Currently, she is filming Dracula Untold, which she describes as “a perfect balance between a Gladiator-style action film and a classic love story.”
This year at TIFF — a festival that she credits with having helped her “grow into an international artist” — she had two films: Denis Villeneuve’s Enemy and Amma Asante’s costume drama Belle. (“I had been itching to work with a strong female director,” she says of Belle, but concedes the long days in corsets was a drag.)
Gadon also just wrapped Maps to the Stars, her third project with David Cronenberg where, along with Julianne Moore, she will be seen with Mia Wasikowska and John Cusack and be reunited with Pattinson, her co-star in Cosmopolis.
When talking about Cronenberg, Gadon’s modesty is evident again: “I feel privileged every time I am asked to work on one of his films.” Although working with the revered Canadian director “has quite simply changed [her] life,” some things have remained the same.

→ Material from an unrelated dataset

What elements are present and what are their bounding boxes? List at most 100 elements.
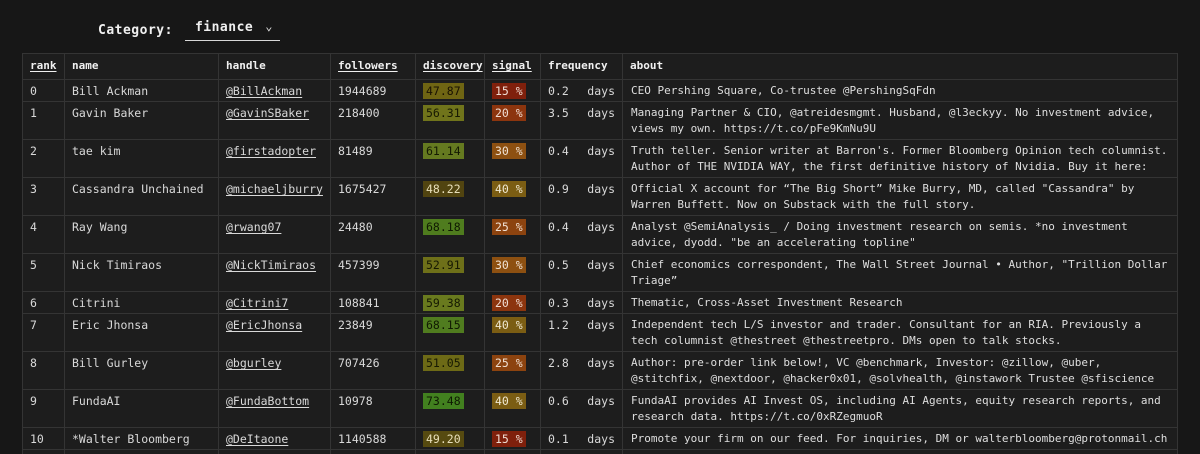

At the end of the day, Gadon is quick to call herself “a homebody,” declaring: “I ache for Toronto when I’m not home.” Missing the likes of Dark Horse coffee, the farmers’ market at Wychwood Barns and Pilates at Misfit Studio, Gadon also loves returning to her North Toronto stomping grounds. Describing visiting her parents after a long trip, she waxes nostalgic about weekend mornings that involve eating “Gryfe’s bagels, Kristapsons smoked salmon, with Pusateri’s whipped cream cheese,” while watching the arts show CBS Sunday Morning and poring over the Sunday New York Times.
Even with all the glamour, gowns and red carpets, Gadon’s greatest pleasures remain simple: “It’s my favourite thing in the world … lazy Sundays with my family in North Toronto.”